The Strands Agents SDK’s tool-use pattern provides a clean way to compose specialized capabilities — parsing, searching, summarizing — into a coherent workflow, while Amazon Bedrock AgentCore handles the operational complexity of hosting and scaling the agent.

The same architecture generalizes beyond peptide research. Domains where researchers need to search over specialized embeddings, filter by structured metadata, and synthesize results — genomics, drug design, materials science — can benefit from this pattern of combining domain-specific embedding models with LLM orchestration. The key design decisions that make this practical are: bundling model weights to avoid cold-start downloads, using the Amazon RDS Data API to simplify networking, and automating the deployment with infrastructure as code.
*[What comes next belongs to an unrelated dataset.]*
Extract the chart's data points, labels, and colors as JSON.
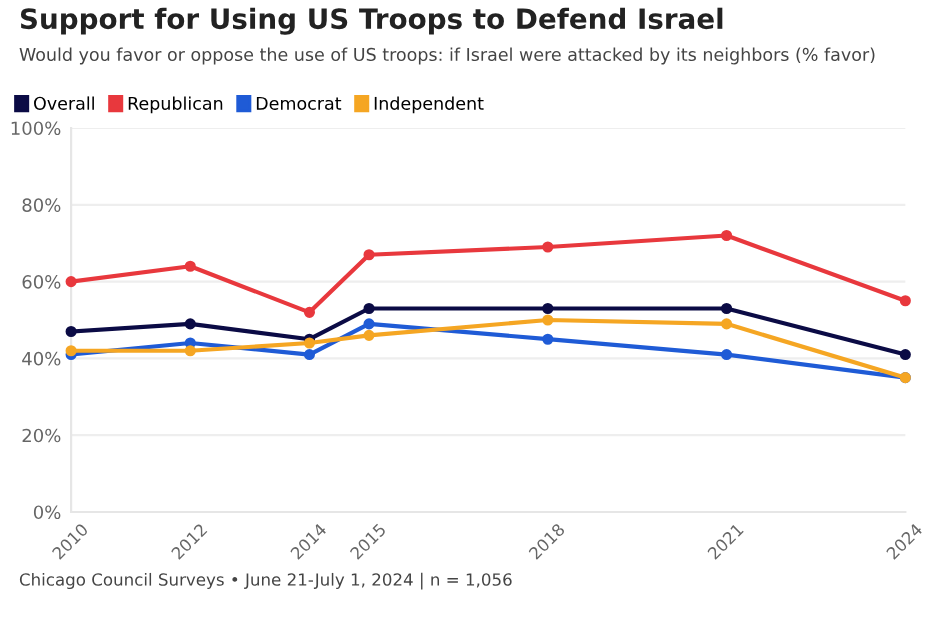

As next steps, consider exploring larger ESM models for higher embedding accuracy, adding support for batch queries, or extending the metadata schema to include additional biological annotations from the IEDB dataset.

References

Vita R, Blazeska N, Marrama D; IEDB Curation Team Members; Duesing S, Bennett J, Greenbaum J, De Almeida Mendes M, Mahita J, Wheeler DK, Cantrell JR, Overton JA, Natale DA, Sette A, Peters B. The Immune Epitope Database (IEDB): 2024 update. Nucleic Acids Res. 2025 Jan 6;53(D1):D436-D443. doi: 10.1093/nar/gkae1092. PMID: 39558162; PMCID: PMC11701597.

ESM Team. “ESM Cambrian: Revealing the mysteries of proteins with unsupervised learning.” EvolutionaryScale, 2024.